PHNOM PENH, Cambodia -- There are 20 political parties of all descriptions battling it out in this week's general elections in Cambodia. But in many respects, the most significant -- and certainly the most terrifying -- force in the country is the party watching angrily from the sidelines.

The missing group is the Khmer Rouge, known to most Cambodians simply as the dreaded "angkar": The Organization.

The Khmer Rouge signed the October 1991 peace agreement, which gave the United Nations the authority to conduct "free and fair" elections for a new parliament. But for reasons that are still something of a mystery, it changed its mind last year and has vociferously denounced the balloting as an imperialist plot.

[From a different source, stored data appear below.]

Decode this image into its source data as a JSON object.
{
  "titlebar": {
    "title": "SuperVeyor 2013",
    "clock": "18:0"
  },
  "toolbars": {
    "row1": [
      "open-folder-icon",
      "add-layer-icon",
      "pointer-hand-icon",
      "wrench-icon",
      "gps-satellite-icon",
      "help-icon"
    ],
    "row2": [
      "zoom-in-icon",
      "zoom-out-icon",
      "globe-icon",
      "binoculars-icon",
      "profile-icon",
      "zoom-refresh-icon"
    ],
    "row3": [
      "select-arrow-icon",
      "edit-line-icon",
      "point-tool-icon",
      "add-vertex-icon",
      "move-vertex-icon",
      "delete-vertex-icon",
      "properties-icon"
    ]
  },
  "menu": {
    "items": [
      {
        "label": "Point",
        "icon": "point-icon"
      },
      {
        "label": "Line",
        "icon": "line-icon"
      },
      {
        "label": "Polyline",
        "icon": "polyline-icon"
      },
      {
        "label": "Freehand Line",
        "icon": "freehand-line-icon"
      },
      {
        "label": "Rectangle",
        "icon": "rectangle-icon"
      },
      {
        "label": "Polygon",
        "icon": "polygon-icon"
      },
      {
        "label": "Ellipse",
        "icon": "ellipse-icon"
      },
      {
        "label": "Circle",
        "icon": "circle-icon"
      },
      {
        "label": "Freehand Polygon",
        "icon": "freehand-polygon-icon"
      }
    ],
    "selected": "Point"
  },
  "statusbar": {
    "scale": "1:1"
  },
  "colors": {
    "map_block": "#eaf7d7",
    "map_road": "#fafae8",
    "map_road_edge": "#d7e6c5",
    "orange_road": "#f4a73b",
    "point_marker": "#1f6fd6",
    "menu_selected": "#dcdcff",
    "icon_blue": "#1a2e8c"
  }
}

It would be easy to write off the Khmer Rouge's often paranoid ravings about the elections as the delusions of 1960s radicals who have spent too many years in the jungle. But the organization still commands a disciplined, battle-hardened army of 12,000 fighters with which the next government of Cambodia -- no matter who wins this week's vote -- will have to contend. So the question in Cambodia today is: What exactly does the Khmer Rouge want?

Judging by its own propaganda and interviews with analysts, the Khmer Rouge wants a piece of the political pie even though it is not taking part in the elections. By using force and intimidation, it hopes to discredit the elections in the eyes of the world.

As Cambodian leaders try to pick up the pieces, the Khmer Rouge wants to be included in a government of national reconciliation, according to this theory.

Many Cambodians are afraid that the Khmer Rouge is simply too powerful to be excluded from power. Without a deal, the political realists argue, a return to civil war is inevitable. But for many who endured its cruelty while it ruled the country, any role for the Khmer Rouge is too much.

Publicly, the Khmer Rouge insists its goals are modest.

"We don't ask for important portfolios [in the Cabinet] -- even a folding chair would be acceptable. I want to make clear that the DK [Khmer Rouge] does not want to come back to power," Khieu Samphan, the nominal leader of the group, has told an interviewer.

Much of the political debate in the election campaign has been shaped by ideas on how to deal with the Khmer Rouge problem.

For the Phnom Penh government headed by Prime Minister Hun Sen, the answer is simple: A fight to the finish.

But rivals such as the royalist faction headed by Prince Norodom Ranariddh have won popularity in this war-weary country by promising to negotiate with the Khmer Rouge. Their line is basically: Let's give peace a chance. The elections could turn on the question of whether voters believe they can still trust the Khmer Rouge.

Many Western diplomats regard the Khmer Rouge complaints of bias against it in the pre-election period, although somewhat justified, as a smoke screen to conceal its larger concerns: that it never intended to place its army under the control of the United Nations, nor to disarm and open its areas of control to U.N. inspection. It would have gotten clobbered at the polls and would have no club to wield afterward.

Halfway through the six-day election period, U.N. officials reported an unexpectedly heavy and enthusiastic turnout at the polls despite fears of violence.

At a news conference last week, Mr. Hun Sen made clear that if he wins, the Phnom Penh authorities plan to fight the Khmer Rouge -- not in a civil war, but as the legitimate government in Cambodia combating an outlaw insurgency. The marginalizing of the Khmer Rouge is a real possibility.

But if there is no clear winner in the election, the parties may turn to Prince Norodom Sihanouk, the acknowledged father figure of Cambodian politics, to form a government of national reconciliation, which he has said he will do.